Modern day Cliff's Notes.

There is no way to learn without effort. I understand they are not claiming this, but many students want a silver bullet. There isn't one.

But tutors are fine. The video is suggesting that this is an attempt to automate a tutor, not replace Cliff's Notes. Whether it succeeds, I have no idea.

Good tutors are fine, bad tutors will just give you the answer. Many students think the bad tutors are good ones.

Yep, this is a marketing problem. Your users' goal is to learn, but they also want to expend as little effort as possible. They'll love it if you just tell them the answers, but you're also doing them a disservice by doing so.

Same problem exists for all educational apps. Duolingo users have the goal of learning a language, but also they only want to use Duolingo for a few minutes a day, but also they want to feel like they're making progress. Duolingo's goal is to keep you using Duolingo, and if possible it'd be good for you to learn the language, but their #1 goal is to keep you coming back. Oddly, Duolingo might not even be wrong to focus primariliy on keeping you moving forward, given how many people give up when learning a new language.

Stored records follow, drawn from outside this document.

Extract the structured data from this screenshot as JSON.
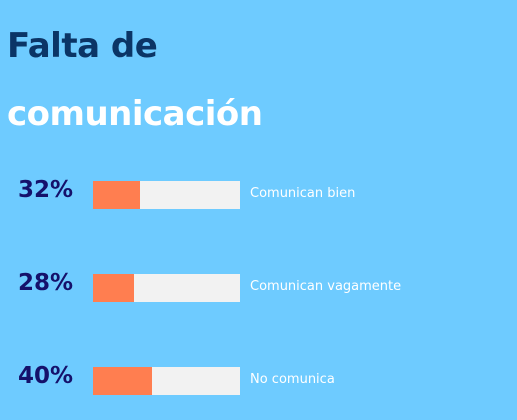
{
  "title": {
    "line1": "Falta de",
    "line2": "comunicación"
  },
  "colors": {
    "background": "#6ecbff",
    "title_dark": "#0b3566",
    "title_light": "#ffffff",
    "percent_text": "#15116b",
    "bar_fill": "#ff7e50",
    "bar_track": "#f2f2f2"
  },
  "chart_data": {
    "type": "bar",
    "orientation": "horizontal",
    "title": "Falta de comunicación",
    "categories": [
      "Comunican bien",
      "Comunican vagamente",
      "No comunica"
    ],
    "values": [
      32,
      28,
      40
    ],
    "value_labels": [
      "32%",
      "28%",
      "40%"
    ],
    "xlim": [
      0,
      100
    ]
  }
}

> Today we’re introducing study mode in ChatGPT—a learning experience that helps you work through problems step by step instead of just getting an answer.

So, unless you have experience with this products that contradicts their claims, it's a good tutor by your definition.

Cliff notes with a near-infinite zoom feature.

The criticism of cliff's notes is generally that it's a superficial glance. It can't go deeper, it's basically a summary.

The LLM is not that. It can zoom in and out of a topic.

I think it's a poor criticism.

I don't think it's a silver bullet for learning, but it's a unified, consistent interface across topics and courses.

> It can zoom in and out of a topic.

Sure, but only as long as you're not terribly concerned with the result being accurate, like that old reconstruction of Obama's face from a pixelated version [1] but this time about a topic for which one is, by definition, not capable of identifying whether the answer is correct.

[1] https://www.theverge.com/21298762/face-depixelizer-ai-machin...

I'm capable of asking it a couple of times about the same thing.

It's unlikely to make up the same bullshit twice.

Usually exploring a topic in depth finds these issues pretty quickly.

Except it generally is shallow, for any advanced enough subject, and the scary part is you don't know when it's reached the limit of its knowledge because it'll come up with some hallucination to fill in those blanks.

If LLM's got better at just responding with: "I don't know", I'd have less of an issue.

I agree, but it's a known limitation. I've been duped a couple times, but I mostly can tell when it's full of shit.

Some topics you learn to beware and double check. Or ask it to cite sources. (For me, that's car repair. It's wrong a lot.)

I wish it had some kind of confidence level assessment or ability to realize it doesn't know, and I think it eventually will have that. Most humans I know are also very bad at that.

this basically functions as a switch you can press that says "more effort please". after every response it makes you solve a little comprehension check problem before moving on. you can try to weasel out of it but it does push back a bit.

unavoidably, people who don't want to work, won't push the "work harder" button.